I tried to substitute the delta symbol instead of the product of metrics, but the expression in the end somehow equals 0. Am I doing something wrong or is this a bug?

{a,b,c,d,e,f,g,h,i,j,k,l,m,n,q,r,s,u,v,w,z#}::Indices(position=independent).
h_{m n}::Metric.
h^{m n}::InverseMetric.
\delta^{m?}_{n?}::KroneckerDelta.
\delta_{m?}^{n?}::KroneckerDelta.
{\partial{#}}::PartialDerivative.
{\nabla{#},\delta{#}}::Derivative.
delh_{m n}::Depends(\nabla{#}, \partial{#}).
delh^{m n}::Depends(\nabla{#}, \partial{#}).
h_{m n}::Depends(\partial{#}, \delta{#}).
h^{m n}::Depends(\partial{#},\delta{#}).
\Dh::LaTeXForm("\sqrt{-h}").
delh{#}::LaTeXForm("\delta h").

ex:= \nabla_{a}{\nabla_{b}{delh^{c a}}}h_{c d} h^{d b};
substitute(ex, $h_{m1 m2} h^{m2 m3} -> \delta_{m1}^{m3}$);

+1 vote

You cannot use \delta{#} for the Kronecker delta and the variational delta at the same time. By making \delta{#} a Derivative, the \delta_{m1}^{m3} gets interpreted as 'a second-order derivative in the m1 and m3 directions, acting on nothing', which is zero.

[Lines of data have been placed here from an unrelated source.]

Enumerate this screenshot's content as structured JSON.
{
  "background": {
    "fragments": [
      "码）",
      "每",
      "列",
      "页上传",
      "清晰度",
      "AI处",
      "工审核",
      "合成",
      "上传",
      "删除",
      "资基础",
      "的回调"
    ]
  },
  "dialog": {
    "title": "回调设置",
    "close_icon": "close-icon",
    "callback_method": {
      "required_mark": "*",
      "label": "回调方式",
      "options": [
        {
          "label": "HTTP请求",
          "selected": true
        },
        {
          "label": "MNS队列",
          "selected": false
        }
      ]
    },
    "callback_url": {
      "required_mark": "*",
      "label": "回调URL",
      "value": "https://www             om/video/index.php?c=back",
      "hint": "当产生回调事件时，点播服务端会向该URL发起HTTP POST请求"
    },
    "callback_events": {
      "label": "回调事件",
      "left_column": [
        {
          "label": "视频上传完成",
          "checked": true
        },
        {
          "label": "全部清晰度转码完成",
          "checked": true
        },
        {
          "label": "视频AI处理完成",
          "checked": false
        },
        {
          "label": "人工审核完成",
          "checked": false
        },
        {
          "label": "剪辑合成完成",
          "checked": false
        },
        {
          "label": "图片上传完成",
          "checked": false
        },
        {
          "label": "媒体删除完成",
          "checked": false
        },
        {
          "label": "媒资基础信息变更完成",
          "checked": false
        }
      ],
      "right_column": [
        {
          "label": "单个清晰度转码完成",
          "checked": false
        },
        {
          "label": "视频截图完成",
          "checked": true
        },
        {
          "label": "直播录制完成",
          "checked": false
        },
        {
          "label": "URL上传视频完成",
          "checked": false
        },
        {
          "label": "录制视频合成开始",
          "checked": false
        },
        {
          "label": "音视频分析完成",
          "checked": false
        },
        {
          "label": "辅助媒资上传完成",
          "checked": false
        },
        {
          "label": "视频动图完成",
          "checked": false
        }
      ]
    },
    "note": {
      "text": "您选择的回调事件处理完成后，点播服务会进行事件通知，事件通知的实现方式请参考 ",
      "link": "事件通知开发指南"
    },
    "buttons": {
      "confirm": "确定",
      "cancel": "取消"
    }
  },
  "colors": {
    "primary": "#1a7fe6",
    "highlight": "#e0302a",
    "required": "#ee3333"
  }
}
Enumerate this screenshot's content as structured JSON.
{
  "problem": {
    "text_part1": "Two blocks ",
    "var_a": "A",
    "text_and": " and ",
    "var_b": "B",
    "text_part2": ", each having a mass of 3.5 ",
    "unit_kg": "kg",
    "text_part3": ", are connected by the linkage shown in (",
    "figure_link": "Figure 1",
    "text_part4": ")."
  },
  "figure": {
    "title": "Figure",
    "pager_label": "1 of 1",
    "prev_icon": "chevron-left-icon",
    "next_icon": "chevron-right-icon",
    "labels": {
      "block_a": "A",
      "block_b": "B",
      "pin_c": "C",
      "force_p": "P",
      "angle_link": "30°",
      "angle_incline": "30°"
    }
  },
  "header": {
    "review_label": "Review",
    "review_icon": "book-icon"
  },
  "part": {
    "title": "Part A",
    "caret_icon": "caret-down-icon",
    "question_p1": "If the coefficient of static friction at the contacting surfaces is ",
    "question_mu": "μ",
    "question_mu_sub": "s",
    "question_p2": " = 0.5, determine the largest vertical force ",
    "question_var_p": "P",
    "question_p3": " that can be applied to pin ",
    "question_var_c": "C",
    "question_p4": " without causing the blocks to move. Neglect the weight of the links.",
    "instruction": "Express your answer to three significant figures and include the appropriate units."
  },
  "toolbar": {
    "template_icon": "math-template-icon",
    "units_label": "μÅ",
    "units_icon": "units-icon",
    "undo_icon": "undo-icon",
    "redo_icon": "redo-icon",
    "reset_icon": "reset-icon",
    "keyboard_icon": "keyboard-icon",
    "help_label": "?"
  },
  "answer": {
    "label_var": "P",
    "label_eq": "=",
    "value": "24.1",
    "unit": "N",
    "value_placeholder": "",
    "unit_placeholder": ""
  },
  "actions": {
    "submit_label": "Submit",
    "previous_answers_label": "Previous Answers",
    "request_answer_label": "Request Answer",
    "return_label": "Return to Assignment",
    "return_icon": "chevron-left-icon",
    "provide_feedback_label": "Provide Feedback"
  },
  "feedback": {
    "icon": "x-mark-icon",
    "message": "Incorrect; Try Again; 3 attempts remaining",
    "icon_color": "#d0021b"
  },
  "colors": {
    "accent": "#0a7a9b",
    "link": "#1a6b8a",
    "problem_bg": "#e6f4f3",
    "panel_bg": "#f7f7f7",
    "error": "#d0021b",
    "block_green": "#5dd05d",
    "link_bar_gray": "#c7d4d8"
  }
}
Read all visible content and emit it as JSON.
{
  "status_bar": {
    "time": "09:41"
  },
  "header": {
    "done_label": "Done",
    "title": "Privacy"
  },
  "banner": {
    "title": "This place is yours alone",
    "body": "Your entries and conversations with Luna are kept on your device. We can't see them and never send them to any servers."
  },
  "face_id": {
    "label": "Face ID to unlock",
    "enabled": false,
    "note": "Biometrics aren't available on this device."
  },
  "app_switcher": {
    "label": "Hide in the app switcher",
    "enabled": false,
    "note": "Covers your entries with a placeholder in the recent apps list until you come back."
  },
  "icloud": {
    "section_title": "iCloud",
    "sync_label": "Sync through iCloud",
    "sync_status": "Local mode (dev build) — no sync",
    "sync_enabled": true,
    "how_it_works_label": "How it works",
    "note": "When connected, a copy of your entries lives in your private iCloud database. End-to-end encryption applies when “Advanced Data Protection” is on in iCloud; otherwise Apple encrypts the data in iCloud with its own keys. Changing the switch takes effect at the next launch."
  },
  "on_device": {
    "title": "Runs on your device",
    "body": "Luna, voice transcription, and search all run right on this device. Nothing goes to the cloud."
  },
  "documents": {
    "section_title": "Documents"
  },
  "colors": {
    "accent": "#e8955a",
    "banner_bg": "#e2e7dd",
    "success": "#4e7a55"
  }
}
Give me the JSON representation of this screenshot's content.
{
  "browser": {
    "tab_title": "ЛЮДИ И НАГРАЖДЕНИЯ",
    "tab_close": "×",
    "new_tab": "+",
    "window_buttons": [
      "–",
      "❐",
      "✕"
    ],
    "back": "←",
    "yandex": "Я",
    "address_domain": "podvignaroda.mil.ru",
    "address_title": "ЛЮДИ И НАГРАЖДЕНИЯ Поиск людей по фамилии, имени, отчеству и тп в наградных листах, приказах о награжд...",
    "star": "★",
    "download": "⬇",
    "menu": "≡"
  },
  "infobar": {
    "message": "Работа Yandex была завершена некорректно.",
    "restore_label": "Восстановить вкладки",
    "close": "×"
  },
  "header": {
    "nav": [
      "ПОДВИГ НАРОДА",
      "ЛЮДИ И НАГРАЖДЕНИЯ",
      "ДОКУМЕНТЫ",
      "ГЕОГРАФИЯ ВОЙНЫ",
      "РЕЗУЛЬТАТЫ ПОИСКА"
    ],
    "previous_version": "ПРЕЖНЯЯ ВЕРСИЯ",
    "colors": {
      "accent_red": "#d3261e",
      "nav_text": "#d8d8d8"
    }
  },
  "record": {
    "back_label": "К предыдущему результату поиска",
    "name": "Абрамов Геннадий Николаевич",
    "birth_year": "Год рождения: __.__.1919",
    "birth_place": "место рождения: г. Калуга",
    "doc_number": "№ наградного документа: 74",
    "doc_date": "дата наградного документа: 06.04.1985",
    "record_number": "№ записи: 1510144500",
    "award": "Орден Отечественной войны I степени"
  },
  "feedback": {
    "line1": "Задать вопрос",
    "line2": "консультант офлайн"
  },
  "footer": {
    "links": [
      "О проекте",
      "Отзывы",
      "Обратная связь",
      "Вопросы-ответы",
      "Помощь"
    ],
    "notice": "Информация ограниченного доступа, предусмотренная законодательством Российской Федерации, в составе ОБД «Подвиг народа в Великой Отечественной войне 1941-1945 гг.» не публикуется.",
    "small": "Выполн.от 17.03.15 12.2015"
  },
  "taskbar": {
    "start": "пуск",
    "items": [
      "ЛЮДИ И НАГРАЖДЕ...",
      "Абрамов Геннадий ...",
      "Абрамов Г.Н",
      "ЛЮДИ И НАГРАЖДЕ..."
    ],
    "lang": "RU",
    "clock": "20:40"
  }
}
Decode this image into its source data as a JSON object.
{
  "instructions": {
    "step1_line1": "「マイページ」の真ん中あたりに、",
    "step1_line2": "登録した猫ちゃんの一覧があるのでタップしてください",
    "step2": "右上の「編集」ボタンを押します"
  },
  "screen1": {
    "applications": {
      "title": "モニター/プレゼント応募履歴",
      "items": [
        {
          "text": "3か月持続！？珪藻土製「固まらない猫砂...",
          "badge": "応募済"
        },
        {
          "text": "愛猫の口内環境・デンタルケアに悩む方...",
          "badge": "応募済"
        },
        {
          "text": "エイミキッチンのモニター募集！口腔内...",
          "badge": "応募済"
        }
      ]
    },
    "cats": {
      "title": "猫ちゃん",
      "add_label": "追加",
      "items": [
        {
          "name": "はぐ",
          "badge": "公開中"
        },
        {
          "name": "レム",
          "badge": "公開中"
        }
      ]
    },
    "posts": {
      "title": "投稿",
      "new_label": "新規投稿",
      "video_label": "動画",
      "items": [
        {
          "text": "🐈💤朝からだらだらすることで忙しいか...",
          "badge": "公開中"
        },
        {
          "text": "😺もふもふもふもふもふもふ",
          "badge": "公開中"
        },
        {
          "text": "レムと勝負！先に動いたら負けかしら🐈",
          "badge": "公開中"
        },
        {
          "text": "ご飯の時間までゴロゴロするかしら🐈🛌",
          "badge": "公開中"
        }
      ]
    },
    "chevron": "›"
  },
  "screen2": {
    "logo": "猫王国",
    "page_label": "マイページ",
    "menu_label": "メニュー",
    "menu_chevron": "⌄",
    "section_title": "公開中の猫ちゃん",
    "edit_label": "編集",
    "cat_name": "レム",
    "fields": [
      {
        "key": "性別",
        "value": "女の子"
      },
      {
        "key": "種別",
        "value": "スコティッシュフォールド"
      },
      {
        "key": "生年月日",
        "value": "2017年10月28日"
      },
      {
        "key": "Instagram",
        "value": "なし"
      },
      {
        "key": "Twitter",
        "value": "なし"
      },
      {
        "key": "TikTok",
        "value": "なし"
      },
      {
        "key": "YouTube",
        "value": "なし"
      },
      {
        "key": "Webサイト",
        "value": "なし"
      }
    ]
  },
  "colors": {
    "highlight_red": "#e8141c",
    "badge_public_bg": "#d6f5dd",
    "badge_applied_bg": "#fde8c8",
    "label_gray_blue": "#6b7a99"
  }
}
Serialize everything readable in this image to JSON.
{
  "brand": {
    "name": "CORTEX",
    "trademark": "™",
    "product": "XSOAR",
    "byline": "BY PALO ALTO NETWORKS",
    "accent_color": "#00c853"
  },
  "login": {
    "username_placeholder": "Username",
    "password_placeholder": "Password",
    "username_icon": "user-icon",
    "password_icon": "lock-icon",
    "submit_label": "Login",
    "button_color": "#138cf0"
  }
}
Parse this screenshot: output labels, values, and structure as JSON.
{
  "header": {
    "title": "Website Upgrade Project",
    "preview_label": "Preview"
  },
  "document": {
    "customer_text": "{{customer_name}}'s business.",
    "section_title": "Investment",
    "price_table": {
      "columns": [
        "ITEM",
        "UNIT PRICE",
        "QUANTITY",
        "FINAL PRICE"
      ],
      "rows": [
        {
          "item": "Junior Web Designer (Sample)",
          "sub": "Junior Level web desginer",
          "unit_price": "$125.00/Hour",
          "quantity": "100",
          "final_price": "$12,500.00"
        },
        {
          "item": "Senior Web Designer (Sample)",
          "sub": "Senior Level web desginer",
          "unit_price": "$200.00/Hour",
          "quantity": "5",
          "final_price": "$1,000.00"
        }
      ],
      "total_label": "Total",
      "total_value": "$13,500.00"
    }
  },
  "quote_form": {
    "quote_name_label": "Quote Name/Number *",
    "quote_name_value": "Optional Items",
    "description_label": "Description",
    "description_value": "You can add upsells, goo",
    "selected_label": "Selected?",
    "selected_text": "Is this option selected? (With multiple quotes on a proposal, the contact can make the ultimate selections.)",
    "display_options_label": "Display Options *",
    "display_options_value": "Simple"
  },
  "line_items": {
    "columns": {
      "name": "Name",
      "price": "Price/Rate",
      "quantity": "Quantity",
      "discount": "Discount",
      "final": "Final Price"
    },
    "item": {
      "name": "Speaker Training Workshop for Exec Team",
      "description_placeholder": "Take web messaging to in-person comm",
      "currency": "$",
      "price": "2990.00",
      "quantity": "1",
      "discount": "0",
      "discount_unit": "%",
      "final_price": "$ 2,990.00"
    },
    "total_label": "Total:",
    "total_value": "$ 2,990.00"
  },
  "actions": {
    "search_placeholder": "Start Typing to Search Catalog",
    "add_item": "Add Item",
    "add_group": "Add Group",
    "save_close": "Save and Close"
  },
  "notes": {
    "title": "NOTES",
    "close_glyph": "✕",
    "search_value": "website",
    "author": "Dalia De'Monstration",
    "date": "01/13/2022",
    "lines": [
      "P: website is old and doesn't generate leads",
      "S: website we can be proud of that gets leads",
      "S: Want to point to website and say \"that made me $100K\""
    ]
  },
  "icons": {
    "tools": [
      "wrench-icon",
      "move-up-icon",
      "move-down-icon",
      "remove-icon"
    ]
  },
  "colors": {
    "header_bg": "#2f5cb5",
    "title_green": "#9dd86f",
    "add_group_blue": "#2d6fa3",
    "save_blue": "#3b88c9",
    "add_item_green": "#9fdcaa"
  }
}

The least confusing is if you rename your variational delta (you can still use a LaTeXForm property to make it print as a $\delta$ symbol). Alternatively, be a bit less generic with your patterns, as in the working example below.

{a,b,c,d,e,f,g,h,i,j,k,l,m,n,q,r,s,u,v,w,z#}::Indices(position=independent).
h_{m n}::Metric.
h^{m n}::InverseMetric.
\delta^{m?}_{n?}::KroneckerDelta.
\delta_{m?}^{n?}::KroneckerDelta.
\partial{#}}::PartialDerivative.
{\nabla{#}, \delta{A??}}::Derivative.
delh_{m n}::Depends(\nabla{#}, \partial{#}).
delh^{m n}::Depends(\nabla{#}, \partial{#}).
h_{m n}::Depends(\partial{#}, \delta{#}).
h^{m n}::Depends(\partial{#}, \delta{#}).
\Dh::LaTeXForm("\sqrt{-h}").
delh{#}::LaTeXForm("\delta h").

ex:= \nabla_{a}{\nabla_{b}{delh^{c a}}} h_{c d} h^{d b};
substitute(ex, $h_{m1 m2} h^{m2 m3} -> \delta_{m1}^{m3}$);

To understand why this works, remember that the pattern # stands for 'any number of arguments', while A?? stands for 'any object'.